The invention discloses a multi-source scanning type bored pile enlarging head contour scanning device, comprising a depth encoder and an in-hole probe. The upper shell and the lower shell of the in-hole probe are connected by a calibration communication rod, and the upper shell The bottom of the body is sequentially installed with a conical reflection type fixed support, a laser scanner, a sonar scanner and a conical reflector, a liquid sensor is installed above the lower shell, and an electronic compass and a camera are installed above the liquid sensor in sequence. , the upper shell is connected with the industrial computer through the transmission tension cable and the depth encoder in turn. The invention also discloses a multi-source scanning method for contour scanning of the enlarged head of the bored pile.
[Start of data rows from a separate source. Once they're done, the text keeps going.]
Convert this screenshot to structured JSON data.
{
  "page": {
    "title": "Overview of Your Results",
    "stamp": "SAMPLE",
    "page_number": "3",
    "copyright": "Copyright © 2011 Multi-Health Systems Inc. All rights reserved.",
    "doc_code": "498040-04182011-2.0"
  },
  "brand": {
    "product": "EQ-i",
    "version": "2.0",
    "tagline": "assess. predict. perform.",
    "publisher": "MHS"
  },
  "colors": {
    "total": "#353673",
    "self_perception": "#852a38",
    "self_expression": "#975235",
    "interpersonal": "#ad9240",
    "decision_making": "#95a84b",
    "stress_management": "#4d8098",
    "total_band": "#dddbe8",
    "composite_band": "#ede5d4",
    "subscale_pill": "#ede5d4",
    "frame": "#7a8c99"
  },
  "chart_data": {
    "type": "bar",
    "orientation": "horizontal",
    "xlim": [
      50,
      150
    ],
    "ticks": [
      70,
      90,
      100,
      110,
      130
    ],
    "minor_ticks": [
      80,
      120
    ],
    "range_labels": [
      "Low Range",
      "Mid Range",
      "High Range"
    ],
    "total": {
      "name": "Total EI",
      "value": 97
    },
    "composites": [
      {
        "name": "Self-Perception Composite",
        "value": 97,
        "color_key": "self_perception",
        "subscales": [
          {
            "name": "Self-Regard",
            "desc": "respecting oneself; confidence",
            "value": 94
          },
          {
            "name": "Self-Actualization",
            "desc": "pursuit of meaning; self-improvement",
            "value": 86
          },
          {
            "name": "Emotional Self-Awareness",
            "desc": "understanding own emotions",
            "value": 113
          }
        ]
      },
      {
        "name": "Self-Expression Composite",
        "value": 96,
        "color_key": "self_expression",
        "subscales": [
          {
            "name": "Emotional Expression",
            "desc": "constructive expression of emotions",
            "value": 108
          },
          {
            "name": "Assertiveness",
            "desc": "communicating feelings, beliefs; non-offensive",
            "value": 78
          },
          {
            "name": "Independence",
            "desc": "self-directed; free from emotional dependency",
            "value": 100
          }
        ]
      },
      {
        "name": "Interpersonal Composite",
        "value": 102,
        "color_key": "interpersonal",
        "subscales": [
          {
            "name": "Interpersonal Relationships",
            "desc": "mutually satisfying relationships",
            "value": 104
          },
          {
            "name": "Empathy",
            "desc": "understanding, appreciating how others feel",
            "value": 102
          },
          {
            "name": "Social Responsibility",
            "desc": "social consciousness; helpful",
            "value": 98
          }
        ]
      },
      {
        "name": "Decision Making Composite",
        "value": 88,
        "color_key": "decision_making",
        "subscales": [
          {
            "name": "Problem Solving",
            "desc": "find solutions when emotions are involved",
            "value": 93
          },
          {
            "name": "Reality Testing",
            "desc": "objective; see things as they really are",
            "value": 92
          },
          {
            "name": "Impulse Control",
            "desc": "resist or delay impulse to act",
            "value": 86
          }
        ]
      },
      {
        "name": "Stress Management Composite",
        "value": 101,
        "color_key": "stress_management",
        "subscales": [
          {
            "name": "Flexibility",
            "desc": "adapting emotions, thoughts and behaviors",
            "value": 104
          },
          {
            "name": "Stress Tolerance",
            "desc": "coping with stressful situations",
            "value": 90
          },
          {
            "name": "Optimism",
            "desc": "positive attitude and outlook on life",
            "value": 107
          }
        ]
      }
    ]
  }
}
The invention solves the problem of high-precision measurement of the enlarged head of the bored pile, and simultaneously realizes the three-dimensional measurement of the enlarged head of the bored pile. Intuitive visualization. The method and the device are novel in conception and easy to implement, and are a new method and a new generation device of the enlarged head measurement technology of bored piles, and have broad application prospects.